После этого капитан угощал ее каждый день уже двумя сигаретами, иногда и тремя, которые вечером выкуривал Бремер — одну перед ужином, вторую после, а третью по завершении игр на матрасном плоту.

Бремер закурил сигарету «Плейерс» и вдохнул в себя дым, который проник в самые потаенные уголки его нутра, а затем, спустя какие-то мгновения, вырвался наружу маленькими колечками. «Боже мой, кто делает такие сигареты, выигрывает и войны». У Бремера всегда лежали наготове остро отточенные цветные карандаши: красный, зеленый, желтый и коричневый — и раскрытый атлас. Все готово для обсуждения с адмиралом расстановки сил. Он разметил позиции англичан, немцев и американцев и хотел лишь знать, где, с учетом последних данных, стоят их войска. Она-де слышала в столовой, будто Монтгомери продвинулся дальше на восток, навстречу Красной армии, в то время как Эйзенхауэр закрепил свои войска на Эльбе. Итак, Висмар, Магдебург, Торгау.

Лена Брюкер умолчала о капитуляции Гамбурга, и только Дальнейшие события не требовали от нее больших ухищрений, чтобы дать пищу фантазии Бремера, которая совпадала с тайными или даже явными желаниями многих немцев: не исключено, что до тотального поражения все-таки не дойдет и Германию ждут перемены. После смерти Рузвельта не один только Гитлер лелеял надежду на новое чудо дома Бранденбурга. Вместе с «америкосами» и «томми» выступить против «ивана». Германская армия, закаленная суровыми зимами, бездорожьем, безводными степями. Быть может, война еще не окончательно проиграна, быть может, еще удастся обхитрить судьбу и миновать катастрофу, тогда не будет и вины.

— Было что-то трогательное в том, как он сидел, когда я возвращалась вечером с работы, — сказала она. — Он невольно будил во мне воспоминания о моем Юргене, и я успокаивала себя надеждой, что с мальчиком все в порядке. Вот только Юргену было всего шестнадцать, а не двадцать четыре, как Бремеру.

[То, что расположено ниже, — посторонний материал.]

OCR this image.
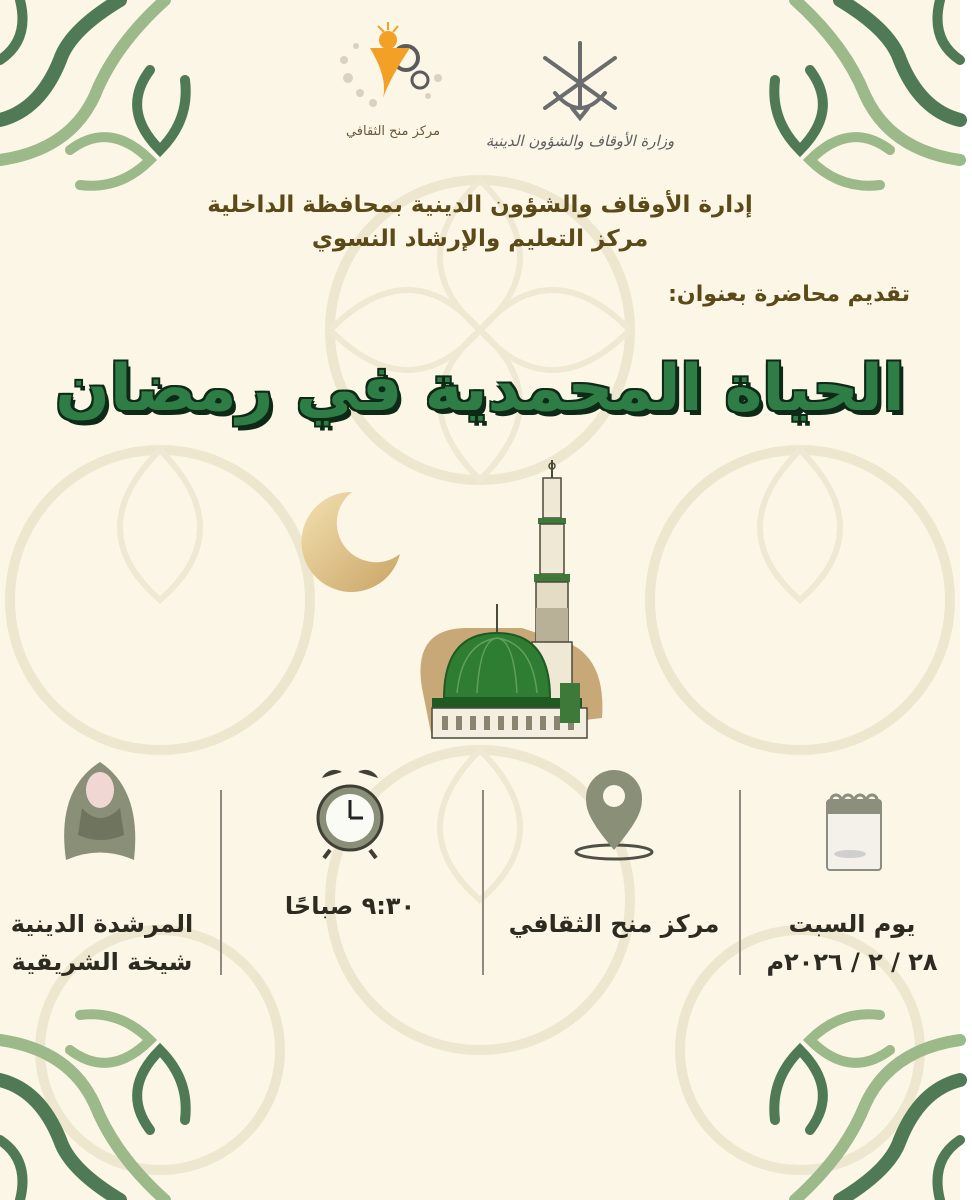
وزارة الأوقاف والشؤون الدينية
مركز منح الثقافي
إدارة الأوقاف والشؤون الدينية بمحافظة الداخلية
مركز التعليم والإرشاد النسوي
تقديم محاضرة بعنوان:
الحياة المحمدية في رمضان
يوم السبت
٢٨ / ٢ / ٢٠٢٦م
مركز منح الثقافي
٩:٣٠ صباحًا
المرشدة الدينية
شيخة الشريقية
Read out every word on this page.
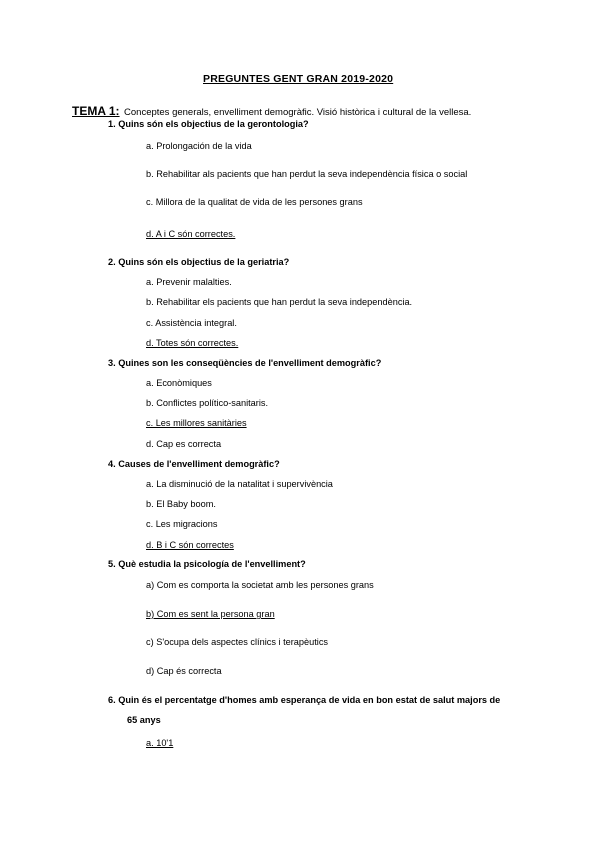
PREGUNTES GENT GRAN 2019-2020
TEMA 1: Conceptes generals, envelliment demogràfic. Visió històrica i cultural de la vellesa.
1. Quins són els objectius de la gerontologia?
a. Prolongación de la vida
b. Rehabilitar als pacients que han perdut la seva independència física o social
c. Millora de la qualitat de vida de les persones grans
d. A i C són correctes.
2. Quins són els objectius de la geriatria?
a. Prevenir malalties.
b. Rehabilitar els pacients que han perdut la seva independència.
c. Assistència integral.
d. Totes són correctes.
3. Quines son les conseqüències de l'envelliment demogràfic?
a. Econòmiques
b. Conflictes político-sanitaris.
c. Les millores sanitàries
d. Cap es correcta
4. Causes de l'envelliment demogràfic?
a. La disminució de la natalitat i supervivència
b. El Baby boom.
c. Les migracions
d. B i C són correctes
5. Què estudia la psicología de l'envelliment?
a) Com es comporta la societat amb les persones grans
b) Com es sent la persona gran
c) S'ocupa dels aspectes clínics i terapèutics
d) Cap és correcta
6. Quin és el percentatge d'homes amb esperança de vida en bon estat de salut majors de
65 anys
a. 10'1
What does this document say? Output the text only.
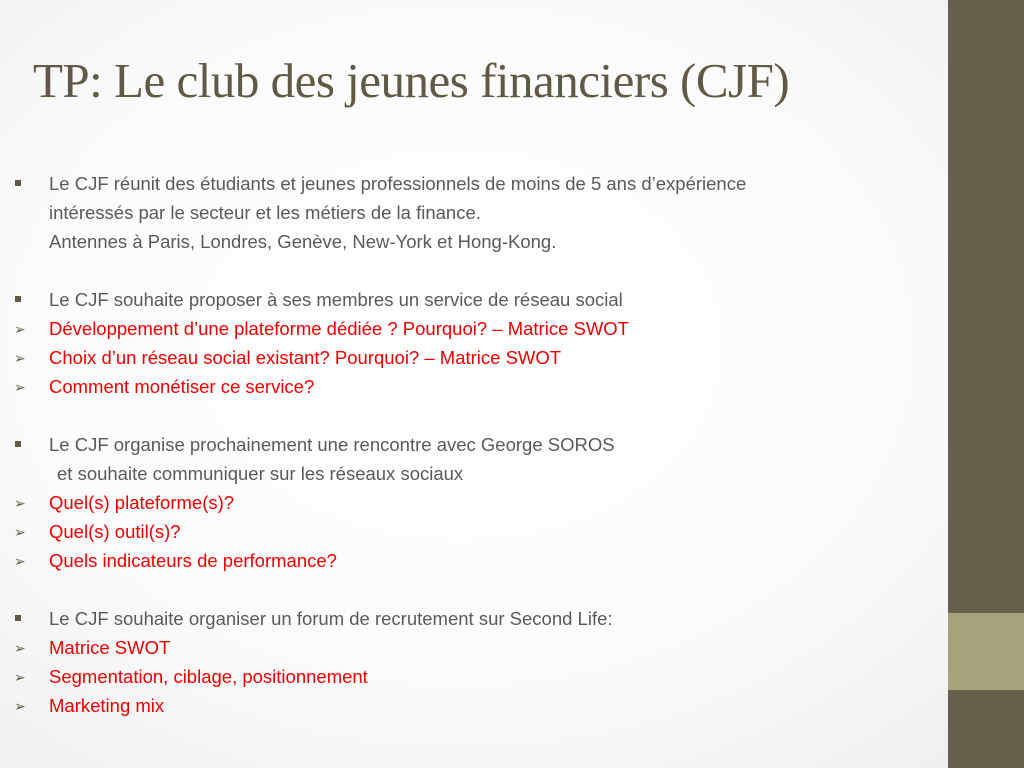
TP: Le club des jeunes financiers (CJF)
Le CJF réunit des étudiants et jeunes professionnels de moins de 5 ans d’expérience
intéressés par le secteur et les métiers de la finance.
Antennes à Paris, Londres, Genève, New-York et Hong-Kong.
Le CJF souhaite proposer à ses membres un service de réseau social
➢	Développement d’une plateforme dédiée ? Pourquoi? – Matrice SWOT
➢	Choix d’un réseau social existant? Pourquoi? – Matrice SWOT
➢	Comment monétiser ce service?
Le CJF organise prochainement une rencontre avec George SOROS
et souhaite communiquer sur les réseaux sociaux
➢	Quel(s) plateforme(s)?
➢	Quel(s) outil(s)?
➢	Quels indicateurs de performance?
Le CJF souhaite organiser un forum de recrutement sur Second Life:
➢	Matrice SWOT
➢	Segmentation, ciblage, positionnement
➢	Marketing mix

С другой стороны, это я выдумывала сведения об изменениях на линии фронта, а он тотчас наносил их на карту и намечал дальнейшие пункты, по которым будут наноситься удары, чтобы продвигаться в направлении Берлина, потом блокадного Бреслау, город все еще героически сопротивлялся. «Значит, все отлично», — говорил он, но тут на лице его неожиданно появлялось вопрошающее выражение, нет, скорее тревожное. Ведь чем успешнее действовали войска, чем дальше они вновь устремлялись на восток, тем дольше длилась война и, стало быть, тем дольше ему предстояло оставаться в этой квартире: недели, месяцы и — от этой мысли его даже прошибал пот — годы. Естественно, ему очень хотелось, чтобы война окончилась, и по возможности скорее, да еще и победоносно. Но даже если дойдет до заключения мирного договора, ему суждено застрять тут, и, вероятно, именно в этот момент он вдруг понял, что он угодил в ловушку к женщине. Правда, добровольно, но тем не менее в ловушку.